The patch was issued on an emergency basis, likely due to the active exploit that’s circulating, researchers noted.

“The first thing which stood out to me about this update is that it only fixes a single issue,” Casey Ellis, founder and CTO at Bugcrowd, noted by email. “This is pretty unusual for Google. They typically fix multiple issues in these types of releases, which suggests that they are quite concerned and very motivated to see fixes against CVE-2022-1096 applied across their user-base ASAP.”

He also commented on the speed of the patch being rolled out.

“The vulnerability was only reported on the 23rd of March, and while Google’s Chrome team do tend to be fairly prompt in developing, testing and rolling patches, the idea of a patch for software deployed as widely deployed as Chrome in 48 hours is something is continue to be impressed by,” he said. “Speculatively, I’d suggest that the vulnerability has been discovered via detection of active exploitation in the wild, and the combination of impact and potentially the malicious actors currently using it contributed to the fast turnaround.”

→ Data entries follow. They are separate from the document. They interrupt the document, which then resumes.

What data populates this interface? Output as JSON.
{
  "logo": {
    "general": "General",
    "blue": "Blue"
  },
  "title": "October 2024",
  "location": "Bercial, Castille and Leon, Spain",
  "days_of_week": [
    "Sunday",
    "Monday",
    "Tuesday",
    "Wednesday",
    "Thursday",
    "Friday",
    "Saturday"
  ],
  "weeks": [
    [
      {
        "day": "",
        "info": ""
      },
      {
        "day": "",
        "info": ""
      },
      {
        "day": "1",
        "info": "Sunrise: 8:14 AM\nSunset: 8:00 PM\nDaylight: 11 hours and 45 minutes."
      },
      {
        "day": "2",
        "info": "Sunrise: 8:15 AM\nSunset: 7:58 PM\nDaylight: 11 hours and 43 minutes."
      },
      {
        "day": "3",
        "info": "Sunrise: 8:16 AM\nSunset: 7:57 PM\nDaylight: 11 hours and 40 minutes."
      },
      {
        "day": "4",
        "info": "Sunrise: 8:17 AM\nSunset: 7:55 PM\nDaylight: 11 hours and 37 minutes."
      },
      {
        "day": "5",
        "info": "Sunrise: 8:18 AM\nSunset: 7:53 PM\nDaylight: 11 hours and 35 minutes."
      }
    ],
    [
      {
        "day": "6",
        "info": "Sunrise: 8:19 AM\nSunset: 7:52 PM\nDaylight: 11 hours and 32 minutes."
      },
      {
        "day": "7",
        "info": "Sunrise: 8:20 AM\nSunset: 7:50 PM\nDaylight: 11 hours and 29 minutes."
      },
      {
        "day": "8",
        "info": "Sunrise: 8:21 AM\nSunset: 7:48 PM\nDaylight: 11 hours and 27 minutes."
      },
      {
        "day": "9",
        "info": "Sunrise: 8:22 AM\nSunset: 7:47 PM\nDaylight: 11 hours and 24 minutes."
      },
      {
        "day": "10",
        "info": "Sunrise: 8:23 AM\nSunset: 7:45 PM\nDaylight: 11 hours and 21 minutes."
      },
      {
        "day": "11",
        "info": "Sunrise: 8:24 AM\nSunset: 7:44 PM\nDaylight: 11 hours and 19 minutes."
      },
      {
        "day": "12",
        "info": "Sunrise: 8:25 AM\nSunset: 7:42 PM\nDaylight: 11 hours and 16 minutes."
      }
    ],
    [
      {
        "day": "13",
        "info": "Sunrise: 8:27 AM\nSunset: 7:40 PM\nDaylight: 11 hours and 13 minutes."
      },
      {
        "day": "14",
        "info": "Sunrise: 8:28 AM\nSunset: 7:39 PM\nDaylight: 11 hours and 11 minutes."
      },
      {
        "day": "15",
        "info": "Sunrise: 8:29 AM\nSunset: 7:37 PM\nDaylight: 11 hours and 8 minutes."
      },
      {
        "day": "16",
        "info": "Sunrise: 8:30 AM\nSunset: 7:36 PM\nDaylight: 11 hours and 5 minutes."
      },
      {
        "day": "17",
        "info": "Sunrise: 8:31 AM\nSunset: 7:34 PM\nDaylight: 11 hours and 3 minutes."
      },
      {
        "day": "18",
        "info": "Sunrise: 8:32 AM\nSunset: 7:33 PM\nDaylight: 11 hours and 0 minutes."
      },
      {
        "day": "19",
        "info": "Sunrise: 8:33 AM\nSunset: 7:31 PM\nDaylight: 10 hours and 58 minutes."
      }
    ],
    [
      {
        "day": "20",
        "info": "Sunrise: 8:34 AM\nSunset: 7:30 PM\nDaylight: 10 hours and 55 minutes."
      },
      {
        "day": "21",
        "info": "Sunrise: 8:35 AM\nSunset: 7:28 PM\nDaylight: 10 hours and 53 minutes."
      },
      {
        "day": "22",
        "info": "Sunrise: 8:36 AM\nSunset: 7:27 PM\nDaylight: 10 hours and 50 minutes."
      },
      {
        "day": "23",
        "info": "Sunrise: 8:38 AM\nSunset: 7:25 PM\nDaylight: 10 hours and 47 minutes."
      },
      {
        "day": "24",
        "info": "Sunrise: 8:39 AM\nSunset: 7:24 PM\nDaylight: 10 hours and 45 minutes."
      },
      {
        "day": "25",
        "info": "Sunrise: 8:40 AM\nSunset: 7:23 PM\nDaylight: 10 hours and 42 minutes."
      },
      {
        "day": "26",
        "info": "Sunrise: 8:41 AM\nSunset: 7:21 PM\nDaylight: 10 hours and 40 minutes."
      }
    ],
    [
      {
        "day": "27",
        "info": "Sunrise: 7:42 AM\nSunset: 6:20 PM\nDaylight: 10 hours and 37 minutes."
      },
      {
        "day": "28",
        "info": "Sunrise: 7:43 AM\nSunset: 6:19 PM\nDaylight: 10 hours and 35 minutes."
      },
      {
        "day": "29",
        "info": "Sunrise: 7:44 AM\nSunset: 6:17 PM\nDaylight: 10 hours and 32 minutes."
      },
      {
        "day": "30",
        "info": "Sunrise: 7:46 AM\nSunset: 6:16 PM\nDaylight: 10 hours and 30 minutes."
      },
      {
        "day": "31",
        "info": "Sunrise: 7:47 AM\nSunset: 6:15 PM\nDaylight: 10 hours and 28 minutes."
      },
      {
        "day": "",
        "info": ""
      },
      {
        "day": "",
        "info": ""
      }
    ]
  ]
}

V8 Engine in the Crosshairs

The V8 engine has been plagued with security bugs and targeted by cyberattackers many times in the last year:

Last year delivered a total of these 16 Chrome zero days:

  • CVE-2021-21148 – Feb. 4, an unnamed type of bug in V8
  • CVE-2021-21224 – April 20, an issue with type confusion in V8 that could have allowed a remote attacker to execute arbitrary code inside a sandbox via a crafted HTML page.
  • CVE-2021-30551 –- June 9, a type-confusion bug within V8 (also under active attack as a zero-day)
  • CVE-2021-30563 – July 15, another type-confusion bug in V8.
  • CVE-2021-30633 – Sept. 13, an out-of-bounds write in V8
  • CVE-2021-37975 – Sept. 30, a use-after-free bug in V8 (also attacked as a zero-day)
  • CVE-2021-38003 – Oct. 28, an inappropriate implementation in V8
  • CVE-2021-4102 – Dec. 13, a use-after-free bug in V8.